De Verenigde Naties spelen hierin al decennialang een leidende rol. In 1992 werd tijdens de Rio Earth Summit het Raamverdrag Klimaatverandering (UN Framework Convention on Climate Change UNFCCC) door 154 landen ondertekend met als doel het stabiliseren van de concentraties broeikasgassen in de atmosfeer. Het hoogste besluitvormingsorgaan van het UNFCCC is de Conferentie van de Partijen (COP) dat jaarlijks bijeenkomt om de voortgang in de aanpak van klimaatverandering te beoordelen.

Willen wij de realiteit onder ogen zien?

Tot zo’n 20 jaar geleden was publieke belangstelling voor klimaatverandering gering. De publicatie van Al Gore’s ‘An inconvenient truth’ in 2006 bracht daar verandering in. Datzelfde jaar publiceerde de econoom Nicolas Stern het boek ‘The Economics of Climate Change’ waarin hij stelde dat de kosten van sterk en vroegtijdig ingrijpen veel lager zouden zijn dan de kosten van uitstel. Er waren toen ook veel sceptici. Eén hiervan, Nigel Lawson, oud-Chancellor of the Exchequer, beschuldigde klimaatalarmisten van bangmakerij in ‘An Appeal to Reason: A cool look at global warming’. Andere economen waren van mening dat de kosten van mitigatie en adaptatie beter gedragen konden worden door toekomstige generaties wanneer de economie weer veel verder zou zijn gegroeid.

Dat is vandaag de dag wel veranderd. Mensen maken zich zorgen over de betaalbaarheid van klimaatmaatregelen.
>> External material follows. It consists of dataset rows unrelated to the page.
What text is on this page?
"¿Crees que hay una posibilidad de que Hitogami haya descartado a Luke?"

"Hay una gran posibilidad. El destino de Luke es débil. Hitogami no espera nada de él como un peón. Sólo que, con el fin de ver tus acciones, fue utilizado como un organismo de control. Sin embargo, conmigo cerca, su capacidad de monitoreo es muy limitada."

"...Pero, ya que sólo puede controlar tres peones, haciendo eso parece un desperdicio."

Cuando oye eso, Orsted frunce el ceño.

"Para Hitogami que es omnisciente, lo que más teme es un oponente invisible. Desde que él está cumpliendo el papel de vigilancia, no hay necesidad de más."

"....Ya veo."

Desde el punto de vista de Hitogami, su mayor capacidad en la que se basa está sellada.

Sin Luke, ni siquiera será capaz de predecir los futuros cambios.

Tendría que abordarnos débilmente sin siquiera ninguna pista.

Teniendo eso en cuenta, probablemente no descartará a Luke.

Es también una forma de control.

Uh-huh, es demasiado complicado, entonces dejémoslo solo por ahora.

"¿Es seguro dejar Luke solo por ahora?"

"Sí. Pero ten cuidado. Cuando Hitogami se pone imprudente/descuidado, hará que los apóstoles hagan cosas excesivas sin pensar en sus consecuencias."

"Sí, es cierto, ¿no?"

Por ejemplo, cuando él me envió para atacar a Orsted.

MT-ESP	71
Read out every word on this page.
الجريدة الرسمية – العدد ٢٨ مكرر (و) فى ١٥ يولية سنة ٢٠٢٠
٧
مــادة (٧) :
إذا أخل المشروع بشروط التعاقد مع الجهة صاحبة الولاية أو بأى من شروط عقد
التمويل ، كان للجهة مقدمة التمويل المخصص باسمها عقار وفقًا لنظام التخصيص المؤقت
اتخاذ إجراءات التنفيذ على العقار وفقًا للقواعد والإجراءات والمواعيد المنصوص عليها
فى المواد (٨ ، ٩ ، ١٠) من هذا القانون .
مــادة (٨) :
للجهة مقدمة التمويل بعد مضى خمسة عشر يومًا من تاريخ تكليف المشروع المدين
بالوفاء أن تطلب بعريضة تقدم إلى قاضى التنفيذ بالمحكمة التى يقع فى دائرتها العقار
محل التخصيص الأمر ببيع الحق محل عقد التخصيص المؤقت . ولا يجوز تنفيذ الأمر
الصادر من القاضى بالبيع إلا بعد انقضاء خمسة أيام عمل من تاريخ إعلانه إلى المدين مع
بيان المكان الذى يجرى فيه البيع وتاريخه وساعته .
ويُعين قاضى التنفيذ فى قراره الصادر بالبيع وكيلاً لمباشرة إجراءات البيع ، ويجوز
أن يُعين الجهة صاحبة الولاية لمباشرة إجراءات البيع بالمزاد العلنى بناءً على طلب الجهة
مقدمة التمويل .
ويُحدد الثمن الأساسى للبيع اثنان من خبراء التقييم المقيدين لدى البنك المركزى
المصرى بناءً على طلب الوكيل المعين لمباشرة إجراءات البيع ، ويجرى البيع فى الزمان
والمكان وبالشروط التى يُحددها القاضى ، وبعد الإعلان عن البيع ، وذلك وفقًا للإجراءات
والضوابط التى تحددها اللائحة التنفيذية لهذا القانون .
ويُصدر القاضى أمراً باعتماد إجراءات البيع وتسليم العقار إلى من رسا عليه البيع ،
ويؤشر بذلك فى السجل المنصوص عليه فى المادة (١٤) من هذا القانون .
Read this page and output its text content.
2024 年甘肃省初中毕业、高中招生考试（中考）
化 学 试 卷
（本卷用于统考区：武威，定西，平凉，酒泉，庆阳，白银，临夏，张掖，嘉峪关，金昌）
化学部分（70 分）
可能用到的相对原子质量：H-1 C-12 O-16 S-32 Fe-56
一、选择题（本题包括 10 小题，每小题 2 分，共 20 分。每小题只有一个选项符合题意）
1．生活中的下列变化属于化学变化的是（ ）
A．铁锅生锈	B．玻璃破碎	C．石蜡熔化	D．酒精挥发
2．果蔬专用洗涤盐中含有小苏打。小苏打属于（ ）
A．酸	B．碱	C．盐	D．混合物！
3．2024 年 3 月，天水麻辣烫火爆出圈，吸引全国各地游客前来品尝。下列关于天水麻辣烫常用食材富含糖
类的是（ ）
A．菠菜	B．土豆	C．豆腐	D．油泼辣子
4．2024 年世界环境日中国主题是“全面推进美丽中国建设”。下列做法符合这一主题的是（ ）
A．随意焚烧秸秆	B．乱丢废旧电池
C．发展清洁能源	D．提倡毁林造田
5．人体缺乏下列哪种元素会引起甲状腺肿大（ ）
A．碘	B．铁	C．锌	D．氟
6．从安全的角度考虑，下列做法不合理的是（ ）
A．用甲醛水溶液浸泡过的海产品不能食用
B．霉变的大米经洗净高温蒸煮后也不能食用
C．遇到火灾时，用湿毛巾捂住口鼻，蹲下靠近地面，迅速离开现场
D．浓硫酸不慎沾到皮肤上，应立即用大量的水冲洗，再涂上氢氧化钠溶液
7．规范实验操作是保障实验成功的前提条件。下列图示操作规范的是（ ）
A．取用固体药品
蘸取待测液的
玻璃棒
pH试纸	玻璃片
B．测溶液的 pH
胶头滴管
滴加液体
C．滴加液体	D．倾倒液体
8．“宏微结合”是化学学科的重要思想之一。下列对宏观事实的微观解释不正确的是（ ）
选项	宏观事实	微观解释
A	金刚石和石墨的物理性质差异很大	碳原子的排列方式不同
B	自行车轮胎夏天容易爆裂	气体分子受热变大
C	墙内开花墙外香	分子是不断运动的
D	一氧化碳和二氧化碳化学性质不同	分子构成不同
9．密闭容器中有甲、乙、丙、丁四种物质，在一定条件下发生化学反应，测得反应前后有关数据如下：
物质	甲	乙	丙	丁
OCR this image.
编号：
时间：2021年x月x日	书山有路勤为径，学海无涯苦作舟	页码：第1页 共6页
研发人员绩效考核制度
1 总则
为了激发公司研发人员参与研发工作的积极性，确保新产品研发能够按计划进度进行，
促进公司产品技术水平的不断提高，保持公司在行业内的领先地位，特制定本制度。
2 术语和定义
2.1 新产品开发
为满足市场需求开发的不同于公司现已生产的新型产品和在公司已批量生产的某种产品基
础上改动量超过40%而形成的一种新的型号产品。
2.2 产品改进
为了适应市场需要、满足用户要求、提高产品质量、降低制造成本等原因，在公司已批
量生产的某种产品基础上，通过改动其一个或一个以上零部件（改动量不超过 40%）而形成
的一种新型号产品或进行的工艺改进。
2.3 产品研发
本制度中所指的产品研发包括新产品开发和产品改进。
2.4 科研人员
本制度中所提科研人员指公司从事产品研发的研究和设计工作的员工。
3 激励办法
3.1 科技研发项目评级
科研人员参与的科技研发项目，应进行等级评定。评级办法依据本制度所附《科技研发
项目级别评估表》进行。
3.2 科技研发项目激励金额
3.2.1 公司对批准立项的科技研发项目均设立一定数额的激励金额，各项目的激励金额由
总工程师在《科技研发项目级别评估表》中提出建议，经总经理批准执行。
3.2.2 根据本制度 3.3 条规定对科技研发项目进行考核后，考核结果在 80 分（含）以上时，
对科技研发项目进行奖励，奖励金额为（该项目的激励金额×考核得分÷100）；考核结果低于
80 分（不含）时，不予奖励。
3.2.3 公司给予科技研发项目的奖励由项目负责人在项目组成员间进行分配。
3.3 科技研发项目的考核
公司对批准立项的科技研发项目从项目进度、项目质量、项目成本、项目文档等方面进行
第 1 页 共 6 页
Er zijn niet zoveel klimaatsceptici meer. Steeds meer diverse groepen eisen snellere actie. Denk aan UN Secretary General António Guterres (COP 27 "We are on a highway to climate hell, with our foot still on the accelerator”, Climate Ambition Summit 2023: “Humanity has opened the gates to hell”).  Kunstenaars als Bansky steken de draak met klimaatontkenners. Milieuorganisaties: Exctinction Rebellion, Urgenda, Milieudefensie, Grootouders voor het Klimaat stappen naar de rechter. Ook banken en verzekeraars uiten publiekelijk hun zorgen. Olaf Sleijpen (directeur DNB) in 2020: Corona is een meteoriet, Klimaatverandering een botsing tussen planeten. Frank Elderson (directeur ECB) waarschuwt in 2023 voor klimaat- en milieugerelateerde aansprakelijkheidsrisico’s “come hell or high water”.

Waar staan we nu?

Waar staan we dan nu? Hiervoor gaan we terug naar het Klimaatakkoord van Parijs. Het werd in 2015 ondertekend door 196 landen tijdens COP 21 en trad in 2016 in werking. De Verenigde Staten trokken zich in 2020 terug uit het akkoord, maar zijn na de verkiezing van President Biden in 2021 weer toegetreden. Ik ben zeer bezorgd over de mogelijke terugkeer van Trump naar het Witte Huis. Het laatste wat we namelijk nodig hebben is een recarbonisering van de Verenigde Staten. De langetermijndoelstelling van het Akkoord van Parijs is om de stijging van de gemiddelde, mondiale temperatuur te beperken tot ruim onder de 2°C boven het pre-industriële niveau en de stijging bij voorkeur te beperken tot 1,5°C, in het besef dat dit de effecten van klimaatverandering aanzienlijk zou verminderen. Emissies moeten daarom zo snel mogelijk worden verminderd en halverwege de 21e-eeuw netto nul zijn. Om onder de 1,5°C opwarming van de aarde te blijven, moet de uitstoot in 2030 met ongeveer 50% zijn verminderd.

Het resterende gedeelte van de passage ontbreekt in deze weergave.